• For Those About To Rock: Y Gallery Presents Metal Coyote

    Date posted: February 1, 2013 Author: jolanta

    As part of the work by Juan Luna, people can purchase a box-set. For only $100, the set includes a three volume Mexican punk compilation created by Luna, a poster, and the signed song list. This work is inspired by Tepito, the largest street market in Mexico City where you can find everything from exotic animals, drugs, firearms to pirated CDs.

     

    Courtesy of Y Gallery.

     

    For Those About To Rock:  Y Gallery Presents Metal Coyote

     

    Currently on view at Y Gallery is Metal Coyote, featuring rock´n roll imagery that combines American and Mexican culture in funny and revealing ways.
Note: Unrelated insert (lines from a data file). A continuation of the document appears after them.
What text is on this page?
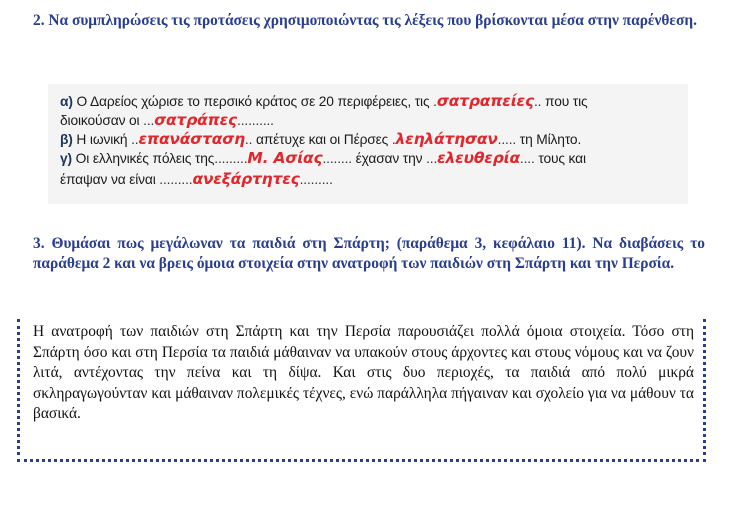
2. Να συμπληρώσεις τις προτάσεις χρησιμοποιώντας τις λέξεις που βρίσκονται μέσα στην παρένθεση.

α) Ο Δαρείος χώρισε το περσικό κράτος σε 20 περιφέρειες, τις .σατραπείες.. που τις
διοικούσαν οι ...σατράπες..........
β) Η ιωνική ..επανάσταση.. απέτυχε και οι Πέρσες .λεηλάτησαν..... τη Μίλητο.
γ) Οι ελληνικές πόλεις της.........Μ. Ασίας........ έχασαν την ...ελευθερία.... τους και
έπαψαν να είναι .........ανεξάρτητες.........

3. Θυμάσαι πως μεγάλωναν τα παιδιά στη Σπάρτη; (παράθεμα 3, κεφάλαιο 11). Να διαβάσεις το παράθεμα 2 και να βρεις όμοια στοιχεία στην ανατροφή των παιδιών στη Σπάρτη και την Περσία.

Η ανατροφή των παιδιών στη Σπάρτη και την Περσία παρουσιάζει πολλά όμοια στοιχεία. Τόσο στη Σπάρτη όσο και στη Περσία τα παιδιά μάθαιναν να υπακούν στους άρχοντες και στους νόμους και να ζουν λιτά, αντέχοντας την πείνα και τη δίψα. Και στις δυο περιοχές, τα παιδιά από πολύ μικρά σκληραγωγούνταν και μάθαιναν πολεμικές τέχνες, ενώ παράλληλα πήγαιναν και σχολείο για να μάθουν τα βασικά.
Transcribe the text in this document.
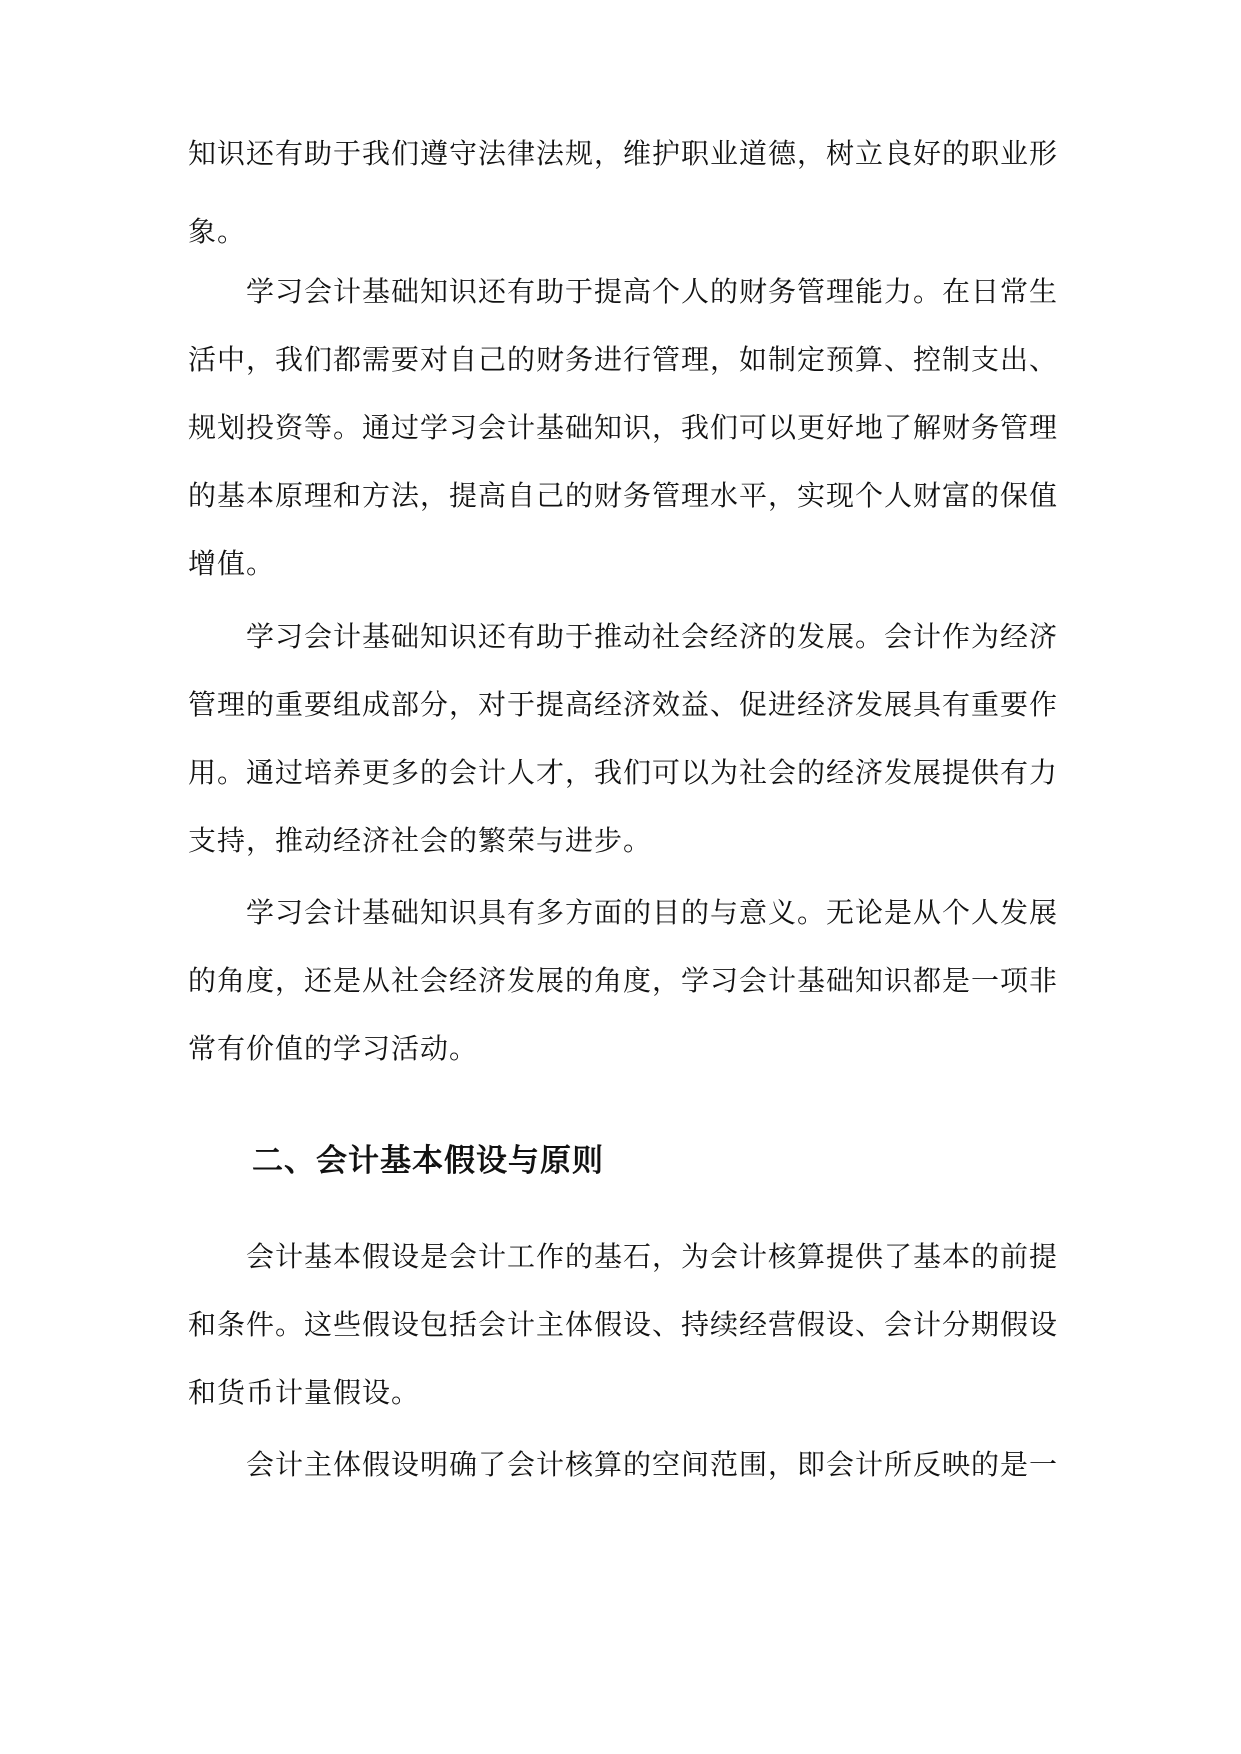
知识还有助于我们遵守法律法规，维护职业道德，树立良好的职业形
象。
学习会计基础知识还有助于提高个人的财务管理能力。在日常生
活中，我们都需要对自己的财务进行管理，如制定预算、控制支出、
规划投资等。通过学习会计基础知识，我们可以更好地了解财务管理
的基本原理和方法，提高自己的财务管理水平，实现个人财富的保值
增值。
学习会计基础知识还有助于推动社会经济的发展。会计作为经济
管理的重要组成部分，对于提高经济效益、促进经济发展具有重要作
用。通过培养更多的会计人才，我们可以为社会的经济发展提供有力
支持，推动经济社会的繁荣与进步。
学习会计基础知识具有多方面的目的与意义。无论是从个人发展
的角度，还是从社会经济发展的角度，学习会计基础知识都是一项非
常有价值的学习活动。
二、会计基本假设与原则
会计基本假设是会计工作的基石，为会计核算提供了基本的前提
和条件。这些假设包括会计主体假设、持续经营假设、会计分期假设
和货币计量假设。
会计主体假设明确了会计核算的空间范围，即会计所反映的是一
In this exhibit, metal acts as a creaking sound, like a fork against a knife.

     

    Aurie Ramirez, Untitled, 2006. Watercolor on paper, 18″ x 24


    NY Arts recently caught up with curator Aldo Sánchez.  Sanchez states “The coyote is a figure that has been very present in the rock imagery. It is also a very meaningful figure for the southern U.S. and Northern Mexico. I wanted to include the word “coyote” in the title because the exhibition features American, as well as a Mexican artists. I am very interested in the way American artists address musical culture and the way Mexican and non-American (in the case of Aurie Ramirez, who was born in the Phillipines) approach the notion of piracy, appropriations, and reinterpretation of rock music. As part of the work by Juan Luna, people can purchase a box-set. For only $100, the set includes a three volume Mexican punk compilation created by Luna, a poster, and the signed song list. This work is inspired by Tepito, the largest street market in Mexico City where you can find everything from exotic animals, drugs, firearms to pirated CDs.”

    Metal Coyote is on view at Y Gallery from January 18 – February 17, 2013.

    Featuring: Los Jaichackers, Brad Kahlhamer, Juan Luna Avín, Julio Morales, Moris, Eamon Ore Giron, Aurie Ramírez, Cal Schenkel, and Arturo Vega.